En réalité, le vin orange existe depuis très longtemps, puisqu’il était déjà produit en Géorgie et dans les pays limitrophes en 4000 avant Jésus-Christ. La méthode mise au point à l’époque est encore utilisée : on fait macérer des grappes de raisins (pulpes, peaux, pépins et rafles) dans une grande jarre en terre cuite enterrée, le Kvevri. Comme évoqué dans le premier article de cette série, la couleur du vin provient avant tout de la peau des raisins. On obtient le vin rouge (ou rosé) en faisant macérer la pulpe avec la peau du raisin noir. On obtient du blanc en pressant le raisin sans faire macérer la peau dans le jus. Et on obtient le vin orange en faisant macérer la peau du raisin blanc dans son jus. Le vin orange est un vin blanc de macération. Comme pour le rouge et le rosé, la macération est plus ou moins longue, de quelques jours à plusieurs mois, offrant une robe jaune soutenue jusqu’à orange foncée. La tradition est millénaire dans le Caucase mais a fait des émules depuis le début des années 2000 notamment en Italie dans la région du Frioul, mais aussi plus récemment en France, en particulier dans le Roussillon, le Jura ou la Loire.

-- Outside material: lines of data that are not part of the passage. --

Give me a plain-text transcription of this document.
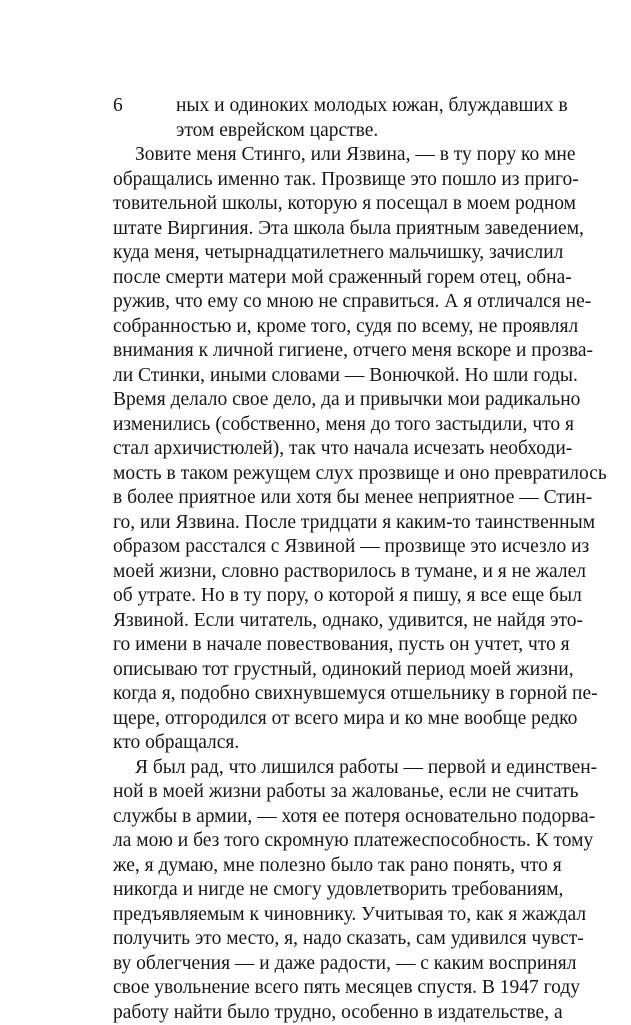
6	ных и одиноких молодых южан, блуждавших в
этом еврейском царстве.
Зовите меня Стинго, или Язвина, — в ту пору ко мне
обращались именно так. Прозвище это пошло из приго-
товительной школы, которую я посещал в моем родном
штате Виргиния. Эта школа была приятным заведением,
куда меня, четырнадцатилетнего мальчишку, зачислил
после смерти матери мой сраженный горем отец, обна-
ружив, что ему со мною не справиться. А я отличался не-
собранностью и, кроме того, судя по всему, не проявлял
внимания к личной гигиене, отчего меня вскоре и прозва-
ли Стинки, иными словами — Вонючкой. Но шли годы.
Время делало свое дело, да и привычки мои радикально
изменились (собственно, меня до того застыдили, что я
стал архичистюлей), так что начала исчезать необходи-
мость в таком режущем слух прозвище и оно превратилось
в более приятное или хотя бы менее неприятное — Стин-
го, или Язвина. После тридцати я каким-то таинственным
образом расстался с Язвиной — прозвище это исчезло из
моей жизни, словно растворилось в тумане, и я не жалел
об утрате. Но в ту пору, о которой я пишу, я все еще был
Язвиной. Если читатель, однако, удивится, не найдя это-
го имени в начале повествования, пусть он учтет, что я
описываю тот грустный, одинокий период моей жизни,
когда я, подобно свихнувшемуся отшельнику в горной пе-
щере, отгородился от всего мира и ко мне вообще редко
кто обращался.
Я был рад, что лишился работы — первой и единствен-
ной в моей жизни работы за жалованье, если не считать
службы в армии, — хотя ее потеря основательно подорва-
ла мою и без того скромную платежеспособность. К тому
же, я думаю, мне полезно было так рано понять, что я
никогда и нигде не смогу удовлетворить требованиям,
предъявляемым к чиновнику. Учитывая то, как я жаждал
получить это место, я, надо сказать, сам удивился чувст-
ву облегчения — и даже радости, — с каким воспринял
свое увольнение всего пять месяцев спустя. В 1947 году
работу найти было трудно, особенно в издательстве, а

Un vrai intérêt gastronomique

Même si le retour des vins oranges suit une mode et que tous les vins oranges ne sont pas forcément bien faits, le fait de faire macérer des vins blancs donne un profil de vin bien différent des vins blancs classiques, rouges ou rosés. A ce titre, le vin orange mérite sa place dans une carte des vins. Comme pour les rouges, la macération donne de la structure au vin : on obtient un vin blanc tannique, même si le vin n’est pas aussi « charpenté » qu’un vin rouge. En général, le vin orange donne une impression de concentration, de fraîcheur et de structure et des arômes d’épices, de miel, de fruits confits. Il réclame des plats de caractère : les alliances sucrés-salés, les épices ou les arômes fumés sont tout indiqués. Que diriez-vous de le tester avec une « pintade confite, lard et tagliatelles »,  une « lotte poêlée, consommé de homard, chorizo et shitake » ou « une joue de porc fumée, courge musquée et panais rôti au sirop d’érable » ? Ou plus simplement avec un fromage à pâte dure ayant un peu de personnalité.